Nossa democracia está na UTI
Nossa democracia vai mal, e isso não é especulação, mas uma constatação. Ok, reconheço que não sou um cientista político, ou historiador, ou que não tenho qualquer outra formação em ciências sociais, mas minha análise é a análise de um cidadão.
Então a solução é uma ditadura, não é mesmo? Colocar no poder alguém que irá “salvar a pátria”, colocar tudo nos eixos e, depois, entregar o poder ao povo! Será???

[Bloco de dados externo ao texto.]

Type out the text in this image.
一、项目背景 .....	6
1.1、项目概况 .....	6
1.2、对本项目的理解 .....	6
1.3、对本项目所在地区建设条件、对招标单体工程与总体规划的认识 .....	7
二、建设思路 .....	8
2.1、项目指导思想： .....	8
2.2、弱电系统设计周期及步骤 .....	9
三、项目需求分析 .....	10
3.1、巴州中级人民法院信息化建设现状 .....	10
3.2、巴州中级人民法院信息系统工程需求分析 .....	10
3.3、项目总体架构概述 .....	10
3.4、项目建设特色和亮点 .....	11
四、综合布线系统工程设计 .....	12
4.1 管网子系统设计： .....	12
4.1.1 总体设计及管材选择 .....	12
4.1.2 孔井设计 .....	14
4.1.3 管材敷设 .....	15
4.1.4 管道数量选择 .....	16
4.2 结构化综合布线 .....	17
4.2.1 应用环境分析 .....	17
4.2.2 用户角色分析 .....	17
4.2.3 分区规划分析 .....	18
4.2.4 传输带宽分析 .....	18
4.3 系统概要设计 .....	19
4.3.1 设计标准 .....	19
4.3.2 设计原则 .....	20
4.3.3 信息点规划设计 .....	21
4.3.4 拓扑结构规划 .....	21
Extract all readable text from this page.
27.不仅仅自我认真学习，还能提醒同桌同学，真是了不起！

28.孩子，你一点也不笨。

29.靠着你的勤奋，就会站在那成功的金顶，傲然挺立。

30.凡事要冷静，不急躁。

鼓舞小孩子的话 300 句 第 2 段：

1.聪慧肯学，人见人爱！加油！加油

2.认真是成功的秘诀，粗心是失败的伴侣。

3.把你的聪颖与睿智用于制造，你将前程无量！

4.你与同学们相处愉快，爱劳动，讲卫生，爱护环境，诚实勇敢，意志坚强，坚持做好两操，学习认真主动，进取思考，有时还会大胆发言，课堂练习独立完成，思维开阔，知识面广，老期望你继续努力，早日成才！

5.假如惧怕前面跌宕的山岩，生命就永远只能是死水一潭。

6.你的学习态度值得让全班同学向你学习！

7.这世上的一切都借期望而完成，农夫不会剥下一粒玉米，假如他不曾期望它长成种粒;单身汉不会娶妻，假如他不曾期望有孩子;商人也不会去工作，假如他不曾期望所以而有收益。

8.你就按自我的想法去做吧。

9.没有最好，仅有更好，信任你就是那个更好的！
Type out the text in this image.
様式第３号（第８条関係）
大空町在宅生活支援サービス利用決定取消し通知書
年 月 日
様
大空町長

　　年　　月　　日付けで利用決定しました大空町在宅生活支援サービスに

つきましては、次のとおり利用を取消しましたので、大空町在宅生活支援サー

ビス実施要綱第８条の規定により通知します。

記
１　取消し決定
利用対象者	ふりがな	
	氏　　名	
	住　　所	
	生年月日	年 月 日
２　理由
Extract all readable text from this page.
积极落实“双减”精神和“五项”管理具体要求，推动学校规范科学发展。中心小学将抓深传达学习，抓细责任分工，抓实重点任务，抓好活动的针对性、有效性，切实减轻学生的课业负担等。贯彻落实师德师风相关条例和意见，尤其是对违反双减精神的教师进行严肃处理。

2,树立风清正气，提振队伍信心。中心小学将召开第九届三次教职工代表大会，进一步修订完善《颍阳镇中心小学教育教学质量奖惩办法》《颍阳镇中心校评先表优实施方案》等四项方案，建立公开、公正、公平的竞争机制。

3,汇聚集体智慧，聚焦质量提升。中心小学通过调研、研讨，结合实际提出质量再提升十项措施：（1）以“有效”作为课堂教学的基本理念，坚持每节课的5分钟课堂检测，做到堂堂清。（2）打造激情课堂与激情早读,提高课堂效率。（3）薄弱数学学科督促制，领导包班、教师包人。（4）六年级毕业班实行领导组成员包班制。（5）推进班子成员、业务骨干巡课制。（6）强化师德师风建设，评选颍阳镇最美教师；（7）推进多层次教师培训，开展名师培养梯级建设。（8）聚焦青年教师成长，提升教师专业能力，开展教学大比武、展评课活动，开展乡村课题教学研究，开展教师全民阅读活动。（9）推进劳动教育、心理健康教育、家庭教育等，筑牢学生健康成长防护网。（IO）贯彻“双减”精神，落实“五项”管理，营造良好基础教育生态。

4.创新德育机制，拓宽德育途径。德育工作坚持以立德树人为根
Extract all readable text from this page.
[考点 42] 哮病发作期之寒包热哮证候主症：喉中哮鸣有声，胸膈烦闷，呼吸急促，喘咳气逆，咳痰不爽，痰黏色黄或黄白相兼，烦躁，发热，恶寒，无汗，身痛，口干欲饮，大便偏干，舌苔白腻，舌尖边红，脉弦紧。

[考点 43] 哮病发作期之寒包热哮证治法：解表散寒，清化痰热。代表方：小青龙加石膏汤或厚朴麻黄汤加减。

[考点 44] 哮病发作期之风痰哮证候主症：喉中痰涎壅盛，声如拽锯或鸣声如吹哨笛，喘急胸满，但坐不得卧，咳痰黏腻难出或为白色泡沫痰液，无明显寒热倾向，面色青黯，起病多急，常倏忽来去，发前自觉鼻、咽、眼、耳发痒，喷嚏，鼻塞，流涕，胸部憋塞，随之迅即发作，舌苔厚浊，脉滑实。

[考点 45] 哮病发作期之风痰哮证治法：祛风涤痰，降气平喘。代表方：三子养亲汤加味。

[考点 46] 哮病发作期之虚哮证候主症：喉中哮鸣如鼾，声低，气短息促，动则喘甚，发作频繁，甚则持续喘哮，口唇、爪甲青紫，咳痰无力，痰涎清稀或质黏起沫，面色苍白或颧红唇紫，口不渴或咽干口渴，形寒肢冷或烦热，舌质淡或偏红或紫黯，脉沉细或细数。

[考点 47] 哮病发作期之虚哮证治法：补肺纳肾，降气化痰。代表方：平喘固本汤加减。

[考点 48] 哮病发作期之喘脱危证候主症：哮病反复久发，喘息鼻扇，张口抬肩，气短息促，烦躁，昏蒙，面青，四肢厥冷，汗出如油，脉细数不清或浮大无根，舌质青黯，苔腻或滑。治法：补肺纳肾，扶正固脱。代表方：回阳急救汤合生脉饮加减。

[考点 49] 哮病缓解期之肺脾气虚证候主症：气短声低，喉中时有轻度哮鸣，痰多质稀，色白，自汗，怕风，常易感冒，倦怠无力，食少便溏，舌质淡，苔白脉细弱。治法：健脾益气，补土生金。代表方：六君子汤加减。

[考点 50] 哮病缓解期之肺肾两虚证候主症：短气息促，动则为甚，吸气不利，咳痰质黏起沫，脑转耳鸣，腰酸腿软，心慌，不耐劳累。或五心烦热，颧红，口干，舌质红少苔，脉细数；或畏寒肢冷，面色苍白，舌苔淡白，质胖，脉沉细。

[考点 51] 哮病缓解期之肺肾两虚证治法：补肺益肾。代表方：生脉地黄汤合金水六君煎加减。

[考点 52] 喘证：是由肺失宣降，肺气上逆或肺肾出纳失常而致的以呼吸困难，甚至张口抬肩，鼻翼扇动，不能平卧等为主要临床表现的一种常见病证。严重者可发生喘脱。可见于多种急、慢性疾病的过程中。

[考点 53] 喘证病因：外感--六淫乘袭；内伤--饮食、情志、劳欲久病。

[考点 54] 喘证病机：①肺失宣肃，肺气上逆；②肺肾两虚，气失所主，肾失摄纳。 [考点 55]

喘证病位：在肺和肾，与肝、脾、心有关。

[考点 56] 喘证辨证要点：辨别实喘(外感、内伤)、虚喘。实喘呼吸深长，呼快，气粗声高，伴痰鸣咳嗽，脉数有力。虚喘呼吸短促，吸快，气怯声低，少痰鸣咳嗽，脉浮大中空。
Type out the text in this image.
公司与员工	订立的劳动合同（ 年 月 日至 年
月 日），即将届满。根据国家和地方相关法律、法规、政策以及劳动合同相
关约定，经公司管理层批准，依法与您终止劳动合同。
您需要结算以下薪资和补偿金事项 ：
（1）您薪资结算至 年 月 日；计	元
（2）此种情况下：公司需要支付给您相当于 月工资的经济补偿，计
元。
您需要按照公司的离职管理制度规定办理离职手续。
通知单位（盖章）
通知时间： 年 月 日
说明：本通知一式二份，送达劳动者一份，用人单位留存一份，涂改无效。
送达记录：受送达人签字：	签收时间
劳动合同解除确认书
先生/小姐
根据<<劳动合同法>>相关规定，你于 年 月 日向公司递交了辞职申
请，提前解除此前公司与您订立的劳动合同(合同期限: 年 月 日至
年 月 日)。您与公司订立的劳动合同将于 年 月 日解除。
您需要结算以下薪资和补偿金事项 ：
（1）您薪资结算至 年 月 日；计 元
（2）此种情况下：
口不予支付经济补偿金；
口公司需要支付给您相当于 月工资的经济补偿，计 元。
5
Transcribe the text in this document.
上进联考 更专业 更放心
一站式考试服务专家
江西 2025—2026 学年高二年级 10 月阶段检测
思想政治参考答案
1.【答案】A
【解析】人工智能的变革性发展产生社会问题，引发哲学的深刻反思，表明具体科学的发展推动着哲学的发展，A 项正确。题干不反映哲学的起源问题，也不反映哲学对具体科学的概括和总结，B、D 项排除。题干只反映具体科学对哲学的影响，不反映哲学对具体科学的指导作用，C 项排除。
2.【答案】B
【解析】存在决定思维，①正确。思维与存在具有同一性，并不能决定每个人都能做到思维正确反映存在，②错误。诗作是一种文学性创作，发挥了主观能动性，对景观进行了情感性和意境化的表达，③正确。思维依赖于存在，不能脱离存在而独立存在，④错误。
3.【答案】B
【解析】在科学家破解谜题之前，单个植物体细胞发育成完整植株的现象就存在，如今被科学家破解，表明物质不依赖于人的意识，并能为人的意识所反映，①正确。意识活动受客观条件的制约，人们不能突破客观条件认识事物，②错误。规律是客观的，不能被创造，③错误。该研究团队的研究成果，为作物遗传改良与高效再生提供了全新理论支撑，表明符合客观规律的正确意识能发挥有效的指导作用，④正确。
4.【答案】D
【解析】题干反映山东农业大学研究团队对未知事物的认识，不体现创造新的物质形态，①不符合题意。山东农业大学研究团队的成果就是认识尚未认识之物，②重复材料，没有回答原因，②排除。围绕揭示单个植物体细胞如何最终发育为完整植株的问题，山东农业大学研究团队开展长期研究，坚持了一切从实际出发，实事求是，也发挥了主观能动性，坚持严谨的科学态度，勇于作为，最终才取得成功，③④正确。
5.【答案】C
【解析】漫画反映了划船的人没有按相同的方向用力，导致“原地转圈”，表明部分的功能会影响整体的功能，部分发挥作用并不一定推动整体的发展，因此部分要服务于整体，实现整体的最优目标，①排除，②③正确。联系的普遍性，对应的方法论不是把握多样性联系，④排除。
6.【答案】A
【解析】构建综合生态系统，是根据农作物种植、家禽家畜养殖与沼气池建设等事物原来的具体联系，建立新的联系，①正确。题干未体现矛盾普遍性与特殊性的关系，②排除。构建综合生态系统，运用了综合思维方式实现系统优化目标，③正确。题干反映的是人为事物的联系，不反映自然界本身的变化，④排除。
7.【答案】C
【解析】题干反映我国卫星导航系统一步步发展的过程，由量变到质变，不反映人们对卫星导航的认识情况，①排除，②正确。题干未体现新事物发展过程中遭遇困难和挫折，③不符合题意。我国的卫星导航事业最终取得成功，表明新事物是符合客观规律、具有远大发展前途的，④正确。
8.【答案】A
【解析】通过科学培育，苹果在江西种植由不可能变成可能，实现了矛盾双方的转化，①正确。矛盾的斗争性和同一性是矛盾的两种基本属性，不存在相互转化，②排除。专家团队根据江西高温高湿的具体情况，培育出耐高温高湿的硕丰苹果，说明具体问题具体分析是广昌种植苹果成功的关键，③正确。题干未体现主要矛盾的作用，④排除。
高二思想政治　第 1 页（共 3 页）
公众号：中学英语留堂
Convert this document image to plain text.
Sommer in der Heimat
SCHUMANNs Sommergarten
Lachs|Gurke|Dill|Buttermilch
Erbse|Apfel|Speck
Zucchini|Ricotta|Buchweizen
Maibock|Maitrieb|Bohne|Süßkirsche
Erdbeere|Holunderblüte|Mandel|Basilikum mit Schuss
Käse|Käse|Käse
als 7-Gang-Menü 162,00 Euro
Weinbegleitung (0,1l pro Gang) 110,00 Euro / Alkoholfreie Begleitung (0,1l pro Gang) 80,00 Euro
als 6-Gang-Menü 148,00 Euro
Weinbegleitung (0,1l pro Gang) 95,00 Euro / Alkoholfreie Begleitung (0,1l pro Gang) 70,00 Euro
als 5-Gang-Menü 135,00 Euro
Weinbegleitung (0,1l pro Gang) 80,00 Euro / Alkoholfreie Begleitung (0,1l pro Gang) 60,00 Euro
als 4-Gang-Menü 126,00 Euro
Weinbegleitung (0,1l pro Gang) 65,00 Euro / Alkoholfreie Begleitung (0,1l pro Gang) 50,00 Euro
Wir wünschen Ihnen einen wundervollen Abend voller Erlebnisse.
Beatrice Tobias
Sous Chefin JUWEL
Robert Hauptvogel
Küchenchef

Antes de tudo é preciso esclarecer que, quando me refiro a ditadura não estou falando somente de nosso regime pós 1964 ou a seus saudosistas. Refiro-me também ao reverso da moeda, àqueles que consideram Cuba e Venezuela como exemplos a serem seguidos, afinal, “esta noite milhões de crianças dormirão na rua, mas nenhuma delas é cubana”1... o fato de que, mesmo com uma taxa de natalidade e de óbitos semelhante ao Brasil, USA e Argentina, por exemplo2, Cuba ter tido um crescimento de somente 59,5% na população (de 7,141 mi em 1960 para 11,390 mi em 2016), enquanto que o Brasil teve 186,66% (de 72,49 mi em 1960 para 207,8 mi em 2017) não é levado em consideração... mas, espere... se Cuba tem uma taxa de natalidade de 1,62 e o Brasil de 1,79, enquanto que o Brasil tem uma taxa de mortalidade de 6,08 (p/m) e cuba de 7,64 (p/m), como explicar tanta discrepância (dados retirados da Wikipedia)? Simples, quando se pensa que 11,177 mi cubanos moram nos USA fugindo da ditadura; de fato, se somarmos as duas populações (cubanos morando em cuba + cubanos morando nos USA) teremos 22,567 mi, ou um crescimento de 316%. Ou seja, é muito fácil manter uma economia mais igualitária quando 49,5% de sua população não depende de sua infraestrutura de saúde, de habitação, de economia, etc. Penso até que se expulsarmos 102,861 mi de brasileiros (ou seja, 49,5% de nossa população) para outro país, teremos uma economia bem mais equilibrada, um sistema de saúde melhor, nossa população será mais facilmente nutrida e não teremos crianças dormindo na rua, mas... é isso que queremos? Isso, claro, sem contar que mesmo não dormindo na rua, em Cuba você não tem liberdade de expressão, liberdade de crença, liberdade de ir, vir e permanecer...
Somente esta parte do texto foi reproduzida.